Viewing Stateless for truth and verity end up reproducing epistemic inequalities and forms of representational violence. This is one of the great tragedies of contemporary migrancy: we often only seek to represent or understand the experiences of ‘Others’ only if these experiences are drawn in to the ambit of equivalency with that of ‘our’ own. The dehumanisation of asylum seekers only bites if we can see it happening to one of us: the secure, the enfranchised, the rights-bearing citizen.
However, we can view the series in another way. If we set aside the individual narratives of the protagonists and focus instead on the environments and encounters that it portrays, Stateless becomes strangely revelatory. While I think the ‘Trojan Horse’ approach to telling the stories of marginalised and excluded individuals is both cynical and unsatisfactory – and an indictment of the television industry – the dramatic (re)presentation of the Cornelia Rau affair offers the viewer rare opportunity to reflect on the collision of worlds that our political system is designed to keep apart: the world of the citizen and the world of the citizen’s ‘Other’.
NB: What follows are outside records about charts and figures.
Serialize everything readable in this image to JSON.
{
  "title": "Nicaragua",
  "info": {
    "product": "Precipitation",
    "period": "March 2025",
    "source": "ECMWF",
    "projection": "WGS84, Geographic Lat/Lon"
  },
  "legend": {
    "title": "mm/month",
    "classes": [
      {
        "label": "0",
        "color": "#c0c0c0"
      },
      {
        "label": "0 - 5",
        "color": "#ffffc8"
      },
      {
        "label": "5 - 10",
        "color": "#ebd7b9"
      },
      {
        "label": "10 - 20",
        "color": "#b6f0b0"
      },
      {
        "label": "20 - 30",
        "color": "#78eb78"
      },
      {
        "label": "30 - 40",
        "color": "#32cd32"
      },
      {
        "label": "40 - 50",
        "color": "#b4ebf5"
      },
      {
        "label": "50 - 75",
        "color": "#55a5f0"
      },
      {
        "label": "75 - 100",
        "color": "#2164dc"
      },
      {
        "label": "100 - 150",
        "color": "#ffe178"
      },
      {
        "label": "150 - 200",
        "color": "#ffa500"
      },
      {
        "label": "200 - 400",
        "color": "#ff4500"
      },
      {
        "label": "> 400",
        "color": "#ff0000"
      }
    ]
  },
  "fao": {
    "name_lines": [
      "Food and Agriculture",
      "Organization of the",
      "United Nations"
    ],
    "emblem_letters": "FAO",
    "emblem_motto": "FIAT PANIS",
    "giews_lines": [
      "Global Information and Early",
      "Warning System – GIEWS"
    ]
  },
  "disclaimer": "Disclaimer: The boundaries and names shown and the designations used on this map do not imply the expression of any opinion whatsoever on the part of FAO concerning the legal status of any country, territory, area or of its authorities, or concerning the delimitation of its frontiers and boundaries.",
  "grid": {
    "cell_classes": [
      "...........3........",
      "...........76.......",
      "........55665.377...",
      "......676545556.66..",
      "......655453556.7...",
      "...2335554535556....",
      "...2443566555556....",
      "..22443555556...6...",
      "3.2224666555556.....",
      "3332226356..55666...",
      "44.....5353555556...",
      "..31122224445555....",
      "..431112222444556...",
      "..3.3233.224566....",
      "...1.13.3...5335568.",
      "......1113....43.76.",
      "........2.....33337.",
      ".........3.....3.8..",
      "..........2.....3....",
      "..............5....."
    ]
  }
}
Sofie is so conspicuously out of place in the detention centre that is populated with abject brown and black bodies, hypermasculine petty sovereigns, and unfeeling bureaucrats. This allows the viewer to consider the lines that separate the fates of those who can make claims as citizens, as bearers of rights, and as authors of their own fortunes, from those who are denied these fundamental freedoms. It reminds us that a violent state that has weaponised the physical and mental disintegration of ‘outsiders’ can also turn that violence within. It also reminds us that the manifest violence of the camps is underwritten by the structural violence of a neoliberal political order that makes this ‘solution’ to the crisis of unfree migration make sense. We can glimpse the uncomfortable truth that citizenship – as the institution through which to be recognised as a political subject – is exclusive, elusive, and fragile. We see how lives that are formally, legally and geographically separated are inexorably bound to each other by the entanglements that our institutions create.
Camps such as ‘Barton’ (or Baxter, or Christmas Island, or Manus), outsourced and out of sight, are institutional manifestations of neoliberalism and defensive nationalism. As we lurch towards a more uncertain world, we must reconsider how we understand the relationship between insiders and outsiders, especially when inside and outside are collapsing in on themselves. For all its faults (or perhaps because of them), Stateless provides an opportunity to confront the violent constitution of our institutions, and not just lament their tragic impacts.